When you make one of your most successful products better, you’ll want to let the world know.

BMC Software said it plans to unveil the second generation of its Atrium Configuration Management Database (CMDB), a cornerstone of the software maker’s business service management strategy.

A CMDB is a database that houses relevant information about the pieces of the information system used in a company’s IT services stack, including software, hardware and staff.

Good CMDBs organize the data and provide a way of examining that data, an important function at a time when compliance regulations call for companies to render data cleanly and accurately.

BMC CTO Tom Bishop said Atrium CMDB unifies the sharing of data across all parts of an IT infrastructure. With the aid of BMC’s Automated Discovery, Atrium can model all IT elements.

Version 2.0 is a step up from version 1.0 in the sense that it federates, or links together, disparate views of the IT infrastructure. It then unifies the different IT vantage points for viewing through one window.

With Atrium 2.0, Bishop said customers are now able to access a new CMDB management console, a configuration item graphical relationship viewer and browser, and new status accounting and tracking capabilities. Additional utilities in version 2.0 of Atrium CMDB include a software library and software dictionary.
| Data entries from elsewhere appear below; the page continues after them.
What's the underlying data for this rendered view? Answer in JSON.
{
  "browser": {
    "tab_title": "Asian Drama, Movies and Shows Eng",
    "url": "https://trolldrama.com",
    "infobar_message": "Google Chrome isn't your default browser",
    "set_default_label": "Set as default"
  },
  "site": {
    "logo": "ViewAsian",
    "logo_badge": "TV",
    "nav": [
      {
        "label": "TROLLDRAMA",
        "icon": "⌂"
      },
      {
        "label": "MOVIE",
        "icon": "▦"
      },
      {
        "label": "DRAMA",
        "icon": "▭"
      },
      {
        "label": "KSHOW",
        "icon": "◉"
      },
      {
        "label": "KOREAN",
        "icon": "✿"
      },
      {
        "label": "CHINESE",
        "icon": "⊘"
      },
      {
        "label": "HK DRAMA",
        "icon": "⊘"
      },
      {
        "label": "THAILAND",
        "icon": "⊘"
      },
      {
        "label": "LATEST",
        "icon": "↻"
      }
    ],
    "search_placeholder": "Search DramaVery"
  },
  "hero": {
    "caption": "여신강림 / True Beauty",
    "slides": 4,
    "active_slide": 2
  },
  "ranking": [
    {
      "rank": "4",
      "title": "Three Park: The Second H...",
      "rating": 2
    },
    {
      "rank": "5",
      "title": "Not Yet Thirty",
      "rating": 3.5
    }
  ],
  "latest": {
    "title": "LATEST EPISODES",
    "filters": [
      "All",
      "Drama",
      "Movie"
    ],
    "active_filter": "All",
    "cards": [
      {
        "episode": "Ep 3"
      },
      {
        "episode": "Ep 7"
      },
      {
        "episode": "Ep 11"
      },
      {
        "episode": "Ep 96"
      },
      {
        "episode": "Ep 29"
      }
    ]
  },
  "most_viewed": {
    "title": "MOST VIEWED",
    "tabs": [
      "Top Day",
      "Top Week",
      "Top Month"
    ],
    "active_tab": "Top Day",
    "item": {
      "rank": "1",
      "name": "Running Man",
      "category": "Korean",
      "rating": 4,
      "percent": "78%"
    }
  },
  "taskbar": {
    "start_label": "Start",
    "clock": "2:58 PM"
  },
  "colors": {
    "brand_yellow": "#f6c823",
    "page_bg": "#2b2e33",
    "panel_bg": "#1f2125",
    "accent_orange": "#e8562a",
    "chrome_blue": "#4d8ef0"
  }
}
Bishop noted that having a thorough map of a company’s service elements can foster proactive impact analysis to pinpoint risks, and accelerates the resolution of service glitches or failures.

BMC competes with IBM, CA, HP and Mercury Interactive in the multi-million-dollar CMDB market.

While these vendors compete, they also cooperate on some fronts for what they say is the betterment of the industry.

Last month, BMC, Fujitsu Limited, HP, CA and IBM vowed to create a new interoperability specification designed to enable customers to link information from their multi-vendor IT infrastructures.

They plan to develop an open specification for sharing information between CMDBs and other data repositories. The goal is to provide companies with greater flexibility for adding new hardware, applications and middleware.